Important information: The value of investments and the income from them, can go down as well as up, so you may get back less than you invest.
The UK economy continues to recover, official data confirmed today, but the rebound in activity in August was below forecasts and leaves the UK still significantly behind its pre-pandemic level.
Monthly gross domestic product (GDP) data for August from the Office for National Statistics showed growth of 2.1%, which in normal times would signal a strongly growing economy but right now represents a slowing of the recovery and may be a sign that the growth lost since Covid-19 struck will not be recovered for some time to come.
The growth we did see can be attributed in great part to a resurgence in the ‘accommodation and food services’ sector where activity grew by 71.4% following the successful ‘Eat out to help out’ scheme. The scheme offered diners up to £10 off the price of a meal out and ushered many patrons back to bars and restaurants for the first time since lockdown was imposed in March. Of the 2.1% overall GDP growth, 1.25 percentage points came from food services.
It leaves UK GDP 9.2% below where it was in February - the kind of gap that will take a long time to close if growth is slowing, as it appears to be. After the dramatic shock to the economy in March, leading to a 19.5% drop in GDP in April, the economy has been fighting back with 9.1% growth in June and 6.3% growth in July. The August figure of 2.1% now means the hoped-for V-shaped recovery seems unlikely to be completed, particularly as further local lockdowns have been imposed since August and rates of infection of the virus are currently going in the wrong direction.
But enough of the bad news. Despite the disappointing growth figures, UK stock markets seemed at ease this morning. The FTSE 100 added around 0.6% in early trading, bringing the index back above the 6,000 mark where it has hovered for much of the year since March. Even the FTSE Small Cap Index, which is made up of more domestic-facing small companies that might suffer more if growth in the UK slows, made gains. It rose 0.35% this morning.
That suggests that investors have priced in much of the bad news for the economy and are willing to hold their nerve for now. There will undoubtedly be tests to come as the autumn turns into winter and news on Covid gets yet more difficult, but there’s also a chance that news on fewer fatalities, therapeutics and even a vaccine could surprise to the upside as well.

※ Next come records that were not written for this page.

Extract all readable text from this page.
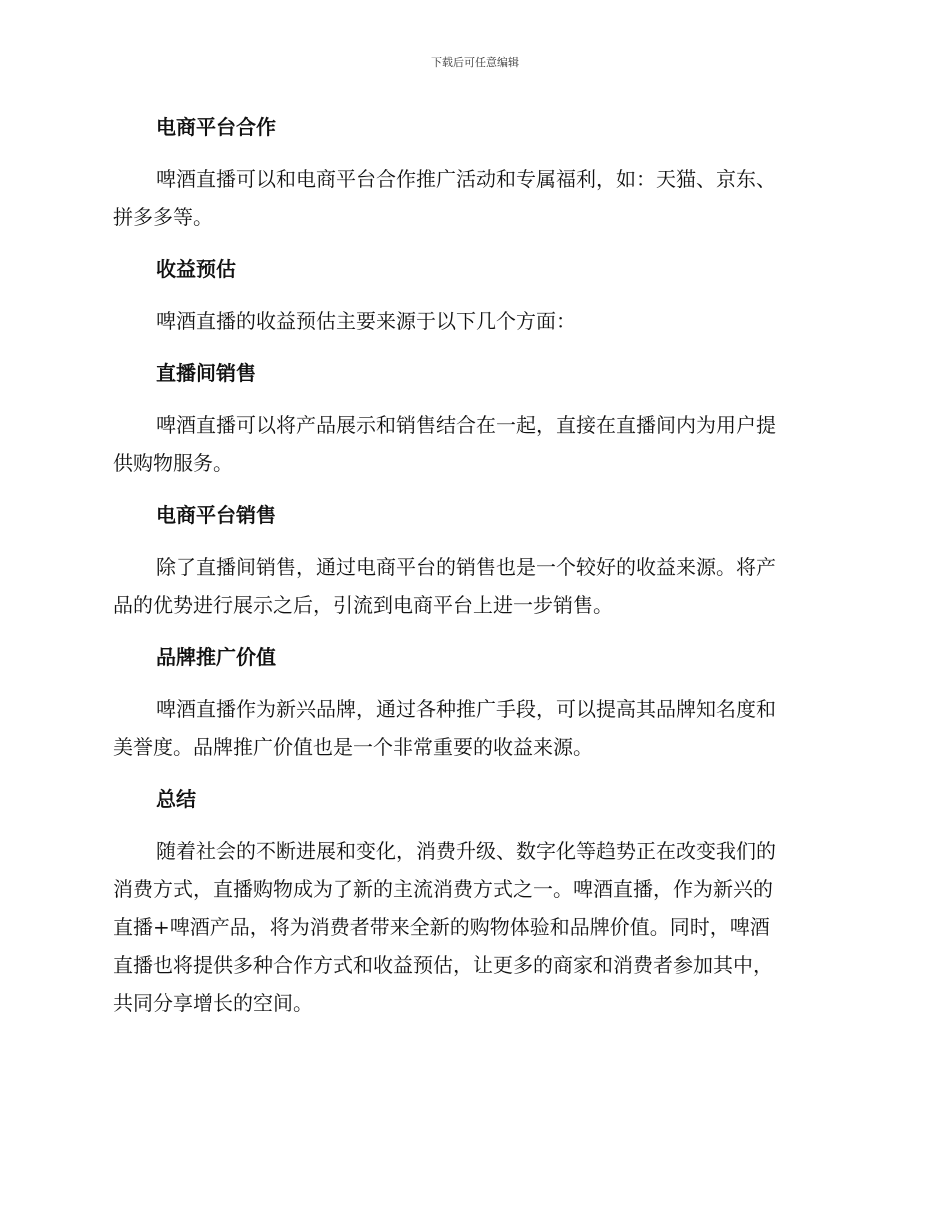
下载后可任意编辑
电商平台合作

啤酒直播可以和电商平台合作推广活动和专属福利，如：天猫、京东、
拼多多等。

收益预估

啤酒直播的收益预估主要来源于以下几个方面：

直播间销售

啤酒直播可以将产品展示和销售结合在一起，直接在直播间内为用户提
供购物服务。

电商平台销售

除了直播间销售，通过电商平台的销售也是一个较好的收益来源。将产
品的优势进行展示之后，引流到电商平台上进一步销售。

品牌推广价值

啤酒直播作为新兴品牌，通过各种推广手段，可以提高其品牌知名度和
美誉度。品牌推广价值也是一个非常重要的收益来源。

总结

随着社会的不断进展和变化，消费升级、数字化等趋势正在改变我们的
消费方式，直播购物成为了新的主流消费方式之一。啤酒直播，作为新兴的
直播+啤酒产品，将为消费者带来全新的购物体验和品牌价值。同时，啤酒
直播也将提供多种合作方式和收益预估，让更多的商家和消费者参加其中，
共同分享增长的空间。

As always, it is a good time to remember some basic investing principles to prepare for the months ahead: staying invested reduces the risk that you’ll time any large move out of markets badly; being properly diversified across regions and assets means losses in one part of your portfolio have a chance of being made up elsewhere; contributing regularly takes the psychological stress out of investing and means that, if markets do fall, you’ll at least be taking advantage of lower prices when you buy.
Important information: Investors should note that the views expressed may no longer be current and may have already been acted upon. This information is not a personal recommendation for any particular investment. If you are unsure about the suitability of an investment you should speak to an authorised financial adviser.